In November 2008 I provided the Australian government with a proposal to revamp the Community Development Employment Program (CDEP), not to abolish it.
Subsequently, the government announced its decision to progressively close down regional CDEPs from 1 July 2009 and to end ‘grandfathering’ arrangements [i.e. abolish] in remote CDEPs from 1 July 2011. It is likely that these measures will greatly increase the level of Indigenous unemployment.
I would like to propose that the Australian government suspend the planned abolition of CDEP, and re-fund those CDEP projects with a proven track record that have either recently been de-funded or that are facing closure. My argument is that CDEP should never have been abolished, but this is even more the case given the predicted dire downturn in the Australian labour market in 2009 and beyond.
The original rationale for rolling-back and abolishing CDEP at a time of low unemployment, when some believed there were private and public sector jobs that those on CDEP could be employed in, might have been debatable last year. The ambitious Australian Employment Covenant was adamant that 50,000 new private sector jobs could be delivered by industry.
But such optimistic views are probably beyond debate now as it is likely that available jobs will decline dramatically, especially in rural and remote Australia.
It makes no sense at a time of rising unemployment to be moving Aboriginal people out of CDEP jobs (where they are gainfully employed building infrastructure or delivering community services) and onto the dole queue.
Reinstating and reinvigorating CDEP is a low-cost and high impact option for the Australian government which can quickly and easily be rolled out through existing arrangements. The marginal cost of providing a CDEP position rather than a place on the dole queue is minimal — mostly constituting administrative costs, training and consumables.

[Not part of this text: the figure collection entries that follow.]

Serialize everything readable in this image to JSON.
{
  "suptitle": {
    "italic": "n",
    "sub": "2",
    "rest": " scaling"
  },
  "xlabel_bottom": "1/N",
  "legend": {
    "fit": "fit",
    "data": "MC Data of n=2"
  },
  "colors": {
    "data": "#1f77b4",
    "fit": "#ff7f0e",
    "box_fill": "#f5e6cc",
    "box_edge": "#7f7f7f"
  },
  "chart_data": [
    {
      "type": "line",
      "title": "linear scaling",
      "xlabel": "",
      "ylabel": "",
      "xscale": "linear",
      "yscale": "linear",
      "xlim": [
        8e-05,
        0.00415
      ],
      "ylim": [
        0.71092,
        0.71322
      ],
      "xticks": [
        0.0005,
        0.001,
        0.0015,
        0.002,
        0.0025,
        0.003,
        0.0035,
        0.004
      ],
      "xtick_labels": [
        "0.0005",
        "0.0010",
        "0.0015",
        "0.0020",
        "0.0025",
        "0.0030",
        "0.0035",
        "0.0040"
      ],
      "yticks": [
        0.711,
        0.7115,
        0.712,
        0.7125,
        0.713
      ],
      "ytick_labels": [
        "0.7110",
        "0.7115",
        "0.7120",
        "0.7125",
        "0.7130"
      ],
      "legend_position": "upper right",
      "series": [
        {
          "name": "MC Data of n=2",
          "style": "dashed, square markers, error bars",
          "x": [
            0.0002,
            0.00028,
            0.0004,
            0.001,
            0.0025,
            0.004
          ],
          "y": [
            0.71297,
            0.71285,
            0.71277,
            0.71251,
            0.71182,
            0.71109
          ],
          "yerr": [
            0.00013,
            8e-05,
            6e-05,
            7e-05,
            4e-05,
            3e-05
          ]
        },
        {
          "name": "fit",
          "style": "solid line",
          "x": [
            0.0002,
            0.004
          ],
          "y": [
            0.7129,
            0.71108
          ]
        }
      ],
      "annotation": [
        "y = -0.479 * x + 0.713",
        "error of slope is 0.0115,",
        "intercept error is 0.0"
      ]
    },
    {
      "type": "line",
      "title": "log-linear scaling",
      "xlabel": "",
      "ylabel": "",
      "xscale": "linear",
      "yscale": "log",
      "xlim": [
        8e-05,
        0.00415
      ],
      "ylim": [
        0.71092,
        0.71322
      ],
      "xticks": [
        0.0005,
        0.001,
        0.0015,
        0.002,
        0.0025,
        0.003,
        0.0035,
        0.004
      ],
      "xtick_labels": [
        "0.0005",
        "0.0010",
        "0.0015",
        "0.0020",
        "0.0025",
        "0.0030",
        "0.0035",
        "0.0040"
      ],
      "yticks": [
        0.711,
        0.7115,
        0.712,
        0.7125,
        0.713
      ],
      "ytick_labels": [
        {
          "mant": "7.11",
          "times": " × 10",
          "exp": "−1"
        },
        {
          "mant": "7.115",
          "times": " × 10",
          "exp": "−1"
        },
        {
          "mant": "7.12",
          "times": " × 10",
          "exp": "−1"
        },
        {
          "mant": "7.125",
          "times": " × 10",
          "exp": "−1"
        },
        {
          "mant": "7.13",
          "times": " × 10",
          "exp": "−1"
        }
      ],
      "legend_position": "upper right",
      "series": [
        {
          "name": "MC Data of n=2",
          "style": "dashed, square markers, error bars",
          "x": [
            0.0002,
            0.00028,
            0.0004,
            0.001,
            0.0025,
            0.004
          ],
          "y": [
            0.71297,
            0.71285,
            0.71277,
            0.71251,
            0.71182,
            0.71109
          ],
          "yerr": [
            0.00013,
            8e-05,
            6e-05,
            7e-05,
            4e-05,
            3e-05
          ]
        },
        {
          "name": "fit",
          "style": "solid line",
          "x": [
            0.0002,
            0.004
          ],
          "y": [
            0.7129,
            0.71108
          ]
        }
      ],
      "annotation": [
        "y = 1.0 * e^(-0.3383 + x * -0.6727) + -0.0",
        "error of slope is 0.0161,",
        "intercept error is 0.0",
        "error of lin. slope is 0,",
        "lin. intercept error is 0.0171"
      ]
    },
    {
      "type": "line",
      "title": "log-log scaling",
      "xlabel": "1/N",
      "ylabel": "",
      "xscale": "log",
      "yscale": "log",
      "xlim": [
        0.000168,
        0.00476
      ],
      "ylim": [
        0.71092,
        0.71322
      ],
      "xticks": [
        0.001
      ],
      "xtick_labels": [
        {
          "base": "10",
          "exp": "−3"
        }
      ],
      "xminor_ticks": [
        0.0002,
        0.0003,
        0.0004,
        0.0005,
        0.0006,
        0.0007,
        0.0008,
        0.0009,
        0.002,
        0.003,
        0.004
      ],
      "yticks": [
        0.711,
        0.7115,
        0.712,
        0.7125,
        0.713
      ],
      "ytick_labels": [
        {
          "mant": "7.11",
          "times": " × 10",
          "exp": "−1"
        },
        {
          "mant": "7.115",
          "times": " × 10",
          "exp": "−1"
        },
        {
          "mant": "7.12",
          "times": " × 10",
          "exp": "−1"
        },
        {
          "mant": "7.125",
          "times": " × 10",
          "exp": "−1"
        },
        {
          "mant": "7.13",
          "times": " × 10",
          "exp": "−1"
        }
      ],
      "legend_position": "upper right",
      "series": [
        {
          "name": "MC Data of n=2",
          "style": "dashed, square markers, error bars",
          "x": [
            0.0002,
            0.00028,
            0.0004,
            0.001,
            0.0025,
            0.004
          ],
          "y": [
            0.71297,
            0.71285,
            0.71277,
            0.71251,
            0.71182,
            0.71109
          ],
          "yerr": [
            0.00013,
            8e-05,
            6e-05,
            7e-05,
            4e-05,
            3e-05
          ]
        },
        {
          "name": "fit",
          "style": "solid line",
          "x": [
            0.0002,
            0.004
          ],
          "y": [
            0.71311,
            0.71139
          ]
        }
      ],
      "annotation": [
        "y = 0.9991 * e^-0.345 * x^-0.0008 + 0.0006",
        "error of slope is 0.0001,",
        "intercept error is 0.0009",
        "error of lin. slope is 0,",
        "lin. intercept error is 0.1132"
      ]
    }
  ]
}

The CDEP program employed around 40,000 Indigenous Australians at its peak in 2005. With the roll-back of CDEP in urban areas the number of participants has declined to about 25,000. Even at its peak the marginal cost of providing employment and training for 40,000 participants was in the region of only $150 million per annum above the sunken costs of Newstart and the ineffective Work-for-the-Dole program.
Much of the community-based infrastructure to run CDEP is still in place and many of these programs could be quickly and easily reconstituted and improved. It makes more sense to revamp CDEP so that those for whom there is no employment during the economic downturn (that will continue for several years) can be engaged in productive and constructive activities, improving their skills, and maintaining their self-esteem and contact with the culture of work.
A revamped CDEP can be a part of the government’s nation building agenda and help to extend this project to regional and remote Australia. Revamping CDEP can also build on the Government’s education and training agenda — by offering existing programs and frameworks through which improved on-the-job training can be offered without the delays and red-tape that would be involved in designing, building and approving new programs and administrative arrangements.
At a time when there are few Indigenous-specific proposals to deal with the inevitable impact of a national economic downturn on Indigenous Australia, a revamped CDEP might provide a cost effective avenue with proven track records that must be seriously considered by all concerned at the likely disproportionate impact of the economic downturn on the poorest and most marginalized Australians.